The public is invited to attend both ceremonies in memory of Japan’s surprise attack on American military bases in Hawaii, an act that ushered the United States into World War II.
Pearl Harbor Survivors’ Association, North Cascades Chapter 5; Whidbey Island Naval Air Station and Explosive Ordnance Disposal Mobile Unit 11 will hold a ceremony at 10 a.m. Friday at the Crescent Harbor Marina on the Navy’s Seaplane Base.
At 3 p.m., the survivors’ association with the Freedom Park Association will hold a second ceremony at Freedom Park on Camano Island.

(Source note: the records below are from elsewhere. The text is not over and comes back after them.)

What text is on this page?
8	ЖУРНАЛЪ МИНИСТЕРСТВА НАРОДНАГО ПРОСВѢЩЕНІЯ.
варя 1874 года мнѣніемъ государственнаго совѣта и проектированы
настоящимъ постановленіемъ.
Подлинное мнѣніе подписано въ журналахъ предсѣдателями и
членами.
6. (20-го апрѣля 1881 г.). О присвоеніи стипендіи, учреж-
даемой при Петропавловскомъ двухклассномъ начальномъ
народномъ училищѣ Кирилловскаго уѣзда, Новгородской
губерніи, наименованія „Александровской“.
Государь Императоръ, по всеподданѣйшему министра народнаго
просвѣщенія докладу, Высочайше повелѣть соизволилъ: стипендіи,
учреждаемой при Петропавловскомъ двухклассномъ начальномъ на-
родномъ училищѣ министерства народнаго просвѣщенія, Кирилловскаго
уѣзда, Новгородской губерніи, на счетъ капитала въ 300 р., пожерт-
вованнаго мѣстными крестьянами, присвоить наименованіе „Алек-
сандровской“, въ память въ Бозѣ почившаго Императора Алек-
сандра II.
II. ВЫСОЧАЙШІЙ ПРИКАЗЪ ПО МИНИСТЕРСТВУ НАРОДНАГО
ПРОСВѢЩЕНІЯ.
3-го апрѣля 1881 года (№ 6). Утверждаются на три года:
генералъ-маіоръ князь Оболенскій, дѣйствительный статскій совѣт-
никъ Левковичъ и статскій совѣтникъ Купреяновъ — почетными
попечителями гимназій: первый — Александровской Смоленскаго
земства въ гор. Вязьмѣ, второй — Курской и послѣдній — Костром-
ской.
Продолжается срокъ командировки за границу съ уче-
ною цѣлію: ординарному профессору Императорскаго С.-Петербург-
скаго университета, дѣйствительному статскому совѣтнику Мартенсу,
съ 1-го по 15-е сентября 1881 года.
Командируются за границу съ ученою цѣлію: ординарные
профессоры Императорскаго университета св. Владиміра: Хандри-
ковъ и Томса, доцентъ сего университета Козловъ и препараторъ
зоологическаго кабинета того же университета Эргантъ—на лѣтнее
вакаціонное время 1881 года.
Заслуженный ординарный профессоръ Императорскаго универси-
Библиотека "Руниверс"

The park is on North Camano Island Drive, about 31⁄2 miles west of the Mark W. Clark Bridge. The park, dedicated to the memory of Pearl Harbor, is adjacent to the Camano Island Fire Department at 525 E. North Camano Dr.
At the Seaplane Base, which is part of NAS Whidbey, speakers will include Jim Stansell, survivors’ association president; Cmdr. Joseph DiGuardo, commanding officer of the explosive ordnance unit; and Capt. Theodore Lucas, bomb-disposal unit’s Group One commander.
To remember the 2,403 U.S. Navy, Marine Corps, Army and civilian men and women who died 67 years ago, survivors of the attack will place a wreath in Crescent Harbor.
At Camano, Anacortes resident Cecil Calavan, who survived the attack on the USS Utah, will tell his story.